Thanks for any help.
Best Answer
$\frac{\binom{5}{i}}{\binom{10}{i}}=\frac{5!}{10!}\frac{(10-i)!}{(5-i)!} = \frac{5!5!}{10!}\frac{(10-i)!}{5!(5-i)!} = \frac {5!5!} {10!} \times \, ^{(10-i)}C_5$
So, P = $ \frac {1} {6} \times \frac {5!5!} {10!} \times \, {\sum \limits_{i=1}^5 {^{(10-i)}}C_5}$ ....(i)
Please note that $i=6$ has zero probability of all balls being blue.
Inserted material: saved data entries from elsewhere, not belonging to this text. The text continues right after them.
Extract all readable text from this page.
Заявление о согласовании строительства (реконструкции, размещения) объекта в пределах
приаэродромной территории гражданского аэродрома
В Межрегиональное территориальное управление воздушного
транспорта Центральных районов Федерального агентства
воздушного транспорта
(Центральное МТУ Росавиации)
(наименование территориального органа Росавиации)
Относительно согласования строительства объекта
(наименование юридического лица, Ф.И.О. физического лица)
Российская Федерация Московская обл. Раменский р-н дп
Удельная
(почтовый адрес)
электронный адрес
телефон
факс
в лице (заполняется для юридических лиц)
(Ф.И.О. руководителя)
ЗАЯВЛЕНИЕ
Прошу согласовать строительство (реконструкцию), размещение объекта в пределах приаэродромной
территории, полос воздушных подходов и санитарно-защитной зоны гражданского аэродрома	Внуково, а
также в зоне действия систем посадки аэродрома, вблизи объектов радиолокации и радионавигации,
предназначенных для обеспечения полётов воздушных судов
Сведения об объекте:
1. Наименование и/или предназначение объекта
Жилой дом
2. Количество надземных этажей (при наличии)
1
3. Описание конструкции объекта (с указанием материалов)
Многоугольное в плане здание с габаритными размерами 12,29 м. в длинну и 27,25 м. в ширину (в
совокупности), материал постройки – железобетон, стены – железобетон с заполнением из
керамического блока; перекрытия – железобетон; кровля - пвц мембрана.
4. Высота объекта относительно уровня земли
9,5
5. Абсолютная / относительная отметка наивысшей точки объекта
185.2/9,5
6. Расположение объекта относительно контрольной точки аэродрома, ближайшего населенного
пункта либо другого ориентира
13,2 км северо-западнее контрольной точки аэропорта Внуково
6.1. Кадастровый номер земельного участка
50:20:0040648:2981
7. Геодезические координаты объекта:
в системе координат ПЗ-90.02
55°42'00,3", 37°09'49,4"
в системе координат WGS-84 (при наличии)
Now ${\sum \limits_{i=1}^5 {^{(10-i)}}C_5}$ is equivalent to ${\sum \limits_{i=5}^9 {^{i}}C_5}$.
Now we know, $\sum \limits_{r=k}^n {^{r}C_k} = \, ^{(n+1)}C_{(k+1)}$. It is the coefficient of $x^k$ in $1 + (1+x) + (1+x)^2...+(1+x)^n$ and there are ways to prove it including combinatorics. I am not proving it here but just giving you the expression.
So (i) becomes $ \frac {1} {6} \times \frac {5!5!} {10!} \times \, ^{10}C_6 = \frac {1} {6} \times \frac {5!5!} {10!} \times \frac {10!} {6!4!} = \frac{5}{36}$.